We are closing in on yet another milestone issue after a year of milestone issues be it Action Comics, Thor, or Daredevil. Detective Comics is at issue #994 this week and will soon reach 1000 issues, being the second book to reach such a high number. With a milestone coming it’s probably why writer Peter J. Tomasi is delivering a story that brings Batman back to his roots. More specifically, back to the
So what’s it about?
The official summary reads:
Commissioner Gordon calls in the Dark Knight Detective when there’s a murder at the Gotham City Aquarium–staged to look exactly like Thomas and Martha Wayne’s crime scene, right down to the Playbill and pearls. How does this bizarre homicide tie into the shadowy monster that attacks Dr. Leslie Thompkins? This creature looks to wage a war on Batman–and it’s using Joker Gas to do it
Why does this matter?
This story involves a murder of two people made to look like Bruce’s parents, right down to the nail polish on his mom’s fingers. Who on earth could replicate every detail let alone kill people so perfectly? It’s a mystery that lives up to the name of this book’s title.
Fine, you have my attention. What’s good about it?
Tomasi writes a very good crime scene. This scene unfurls new details thanks to Batman’s detective skills, weaves in the emotions he’s facing while witnessing his parents’ death all over again, and builds up the mystery very well. I ask anyone to read these first few pages and not be totally captured by the mystery at hand. He then has the gall to thrust us into an action sequence that’s exciting and pulse pounding. This issue has it all and will get you very interested in what comes next.
The book is paced very well too. Just when you think you’ve got a grasp of things it switches everything. There are three big turns in the story with the third being a very surprising cliffhanger. I was on the edge of my seat every step of the way. The issue also captures Batman’s hyper focus by showing how he’s willing to help anyone in need even after seeing two people made to look like his dead parents.
The art by Doug Mahnke is quite good too. His style is detailed and very in tune with the camera angles. The crime scene early on is very good in part because Mahnke chooses many different angles to get us right there with Batman and Comissioner Gordon. You’ll feel like a fly on the wall. Later, when the action kicks in, the art opens up giving us an understanding of where predators and prey are but not forgetting about well timed closeups so we’re right there with the characters.

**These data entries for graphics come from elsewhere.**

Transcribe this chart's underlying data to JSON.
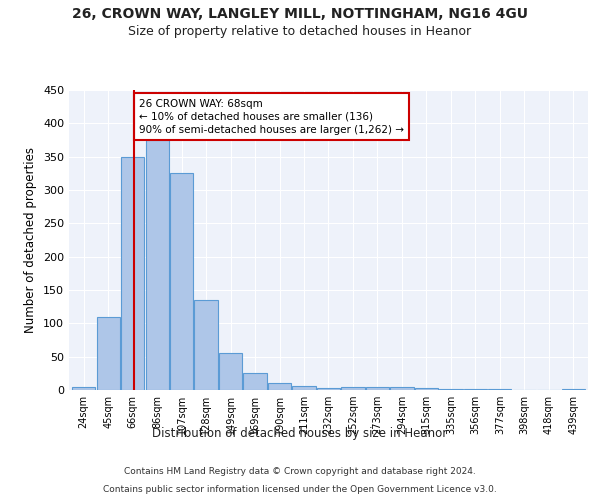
{
  "title1": "26, CROWN WAY, LANGLEY MILL, NOTTINGHAM, NG16 4GU",
  "title2": "Size of property relative to detached houses in Heanor",
  "xlabel": "Distribution of detached houses by size in Heanor",
  "ylabel": "Number of detached properties",
  "footer1": "Contains HM Land Registry data © Crown copyright and database right 2024.",
  "footer2": "Contains public sector information licensed under the Open Government Licence v3.0.",
  "bar_labels": [
    "24sqm",
    "45sqm",
    "66sqm",
    "86sqm",
    "107sqm",
    "128sqm",
    "149sqm",
    "169sqm",
    "190sqm",
    "211sqm",
    "232sqm",
    "252sqm",
    "273sqm",
    "294sqm",
    "315sqm",
    "335sqm",
    "356sqm",
    "377sqm",
    "398sqm",
    "418sqm",
    "439sqm"
  ],
  "bar_values": [
    5,
    110,
    350,
    375,
    325,
    135,
    55,
    25,
    10,
    6,
    3,
    5,
    5,
    5,
    3,
    1,
    1,
    1,
    0,
    0,
    2
  ],
  "bar_color": "#aec6e8",
  "bar_edgecolor": "#5b9bd5",
  "vline_x_index": 2.05,
  "vline_color": "#cc0000",
  "annotation_text": "26 CROWN WAY: 68sqm\n← 10% of detached houses are smaller (136)\n90% of semi-detached houses are larger (1,262) →",
  "annotation_box_color": "#ffffff",
  "annotation_box_edgecolor": "#cc0000",
  "ylim": [
    0,
    450
  ],
  "yticks": [
    0,
    50,
    100,
    150,
    200,
    250,
    300,
    350,
    400,
    450
  ],
  "background_color": "#eef2fa",
  "grid_color": "#ffffff",
  "title1_fontsize": 10,
  "title2_fontsize": 9,
  "xlabel_fontsize": 8.5,
  "ylabel_fontsize": 8.5
}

It can’t be perfect, can it?
It’s damn near close! The only thing that threw me off is how Batman knew where a victim is via phone. She tells him where she’s going, but at one point he somehow knows what way she’s pointing so as to give her directions. Can he see through the phone or something?
Is it good?
An excellent first issue in the “Mythology Raze” storyline. You’ll be on the edge of your seat begging for more.